A judge authorised her deprivation of liberty in a secure placement, but the only one the council could find cost £60,000 a week. A barrister for the local authority described it as “a staggering cost, which has come about through there being a complete lack of alternative resources”, the open justice court of protection project reported.

The placement was “wholly unsuitable” and left her isolated, the barrister acknowledged.

Keeping the girl and her carers safe had been a constant battle, the court heard. Last year the teenager was arrested after she attacked a staff member. In a police cell she hit her head and pushed her acrylic fingernails up her nose to draw blood, which she spat around the cell.

Mr Justice Poole, who has dealt with the case several times, said in a hearing: “This case is reflective of a national crisis. Support from central government is needed.”
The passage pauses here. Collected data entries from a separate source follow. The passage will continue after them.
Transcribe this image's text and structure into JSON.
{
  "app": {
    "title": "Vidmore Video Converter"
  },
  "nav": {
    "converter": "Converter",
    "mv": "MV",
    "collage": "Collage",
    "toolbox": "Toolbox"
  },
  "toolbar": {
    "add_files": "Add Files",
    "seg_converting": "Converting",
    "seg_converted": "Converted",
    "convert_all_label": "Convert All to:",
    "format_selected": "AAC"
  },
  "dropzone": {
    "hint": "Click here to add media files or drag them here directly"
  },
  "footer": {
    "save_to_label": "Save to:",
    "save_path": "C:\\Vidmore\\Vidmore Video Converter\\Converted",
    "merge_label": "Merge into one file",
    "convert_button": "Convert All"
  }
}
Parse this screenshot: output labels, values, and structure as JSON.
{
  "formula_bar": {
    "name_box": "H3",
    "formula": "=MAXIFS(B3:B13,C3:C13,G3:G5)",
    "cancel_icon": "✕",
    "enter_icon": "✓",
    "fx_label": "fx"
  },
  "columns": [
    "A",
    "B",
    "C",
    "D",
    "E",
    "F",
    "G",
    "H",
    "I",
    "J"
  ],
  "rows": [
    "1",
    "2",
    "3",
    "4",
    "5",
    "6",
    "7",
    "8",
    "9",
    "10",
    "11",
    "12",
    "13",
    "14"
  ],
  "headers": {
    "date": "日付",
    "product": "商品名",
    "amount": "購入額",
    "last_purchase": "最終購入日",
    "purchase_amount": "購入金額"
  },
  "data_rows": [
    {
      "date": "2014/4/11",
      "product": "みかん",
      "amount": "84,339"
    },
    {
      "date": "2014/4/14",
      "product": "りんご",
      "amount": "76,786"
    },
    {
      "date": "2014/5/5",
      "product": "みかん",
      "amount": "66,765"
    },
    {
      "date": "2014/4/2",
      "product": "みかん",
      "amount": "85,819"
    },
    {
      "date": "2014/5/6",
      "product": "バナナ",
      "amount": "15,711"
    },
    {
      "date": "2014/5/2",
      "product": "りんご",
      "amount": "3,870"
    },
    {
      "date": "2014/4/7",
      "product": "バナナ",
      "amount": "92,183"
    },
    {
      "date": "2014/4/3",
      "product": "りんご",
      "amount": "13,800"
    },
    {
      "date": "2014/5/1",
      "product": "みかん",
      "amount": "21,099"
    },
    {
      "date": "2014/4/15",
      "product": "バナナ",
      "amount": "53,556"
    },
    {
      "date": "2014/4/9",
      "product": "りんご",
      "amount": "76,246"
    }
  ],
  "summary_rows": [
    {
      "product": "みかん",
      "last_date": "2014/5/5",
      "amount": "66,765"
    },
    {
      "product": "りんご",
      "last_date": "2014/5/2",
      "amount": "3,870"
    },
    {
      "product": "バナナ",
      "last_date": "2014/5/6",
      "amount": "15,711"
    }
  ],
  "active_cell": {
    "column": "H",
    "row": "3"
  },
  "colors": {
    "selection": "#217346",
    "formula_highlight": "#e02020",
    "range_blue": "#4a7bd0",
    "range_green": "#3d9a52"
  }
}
He gave permission for relevant case papers to be disclosed to NHS England and to the education secretary “with a view they each are invited to provide information and witness statements to the court”.

Zahawi wrote to the court through the local authority involved to put forward his position, the Guardian understands.

The Department for Education did not answer when asked what the education secretary’s position was. A spokesperson said: “All children and young people deserve to grow up in stable, loving homes. We commissioned an independent review of children’s social care, which will set out to radically reform the system, and are working hard to raise standards for children in care while it continues. We are also taking forward urgent reforms to address pressures in the sector, including providing £259m to maintain capacity and expand provision in secure and open children’s homes.”

The Guardian understands that the girl has recently moved to a more suitable placement in rented accommodation, with the same team of carers, and that the care cost has reduced to £33,000 a week (£1.71m a year).

Rachel de Souza, the children’s commissioner for England, said the girl was suffering as a result of a “systemic failure to plan cohesively and locally for children in care”. She added: “Unfortunately, I am seeing more and more cases like this. I appreciate the shock generated at the amount of money involved here, though the problem runs far deeper than the money involved. This is about children’s lives being repeatedly and continuously turned upside down when they are most vulnerable because we have not invested in quality places for them to live.

“What I want to see is a total rethink about how we provide this type of care. Now, the system relies on councils buying beds in children’s homes, some of which are good, some of which are not. The child is then expected to fit in with the home and evicted if their needs change. This puts the onus on the child.

“I want to see more locally run homes, which are flexible enough in their approach that children can stay put even as their needs change.”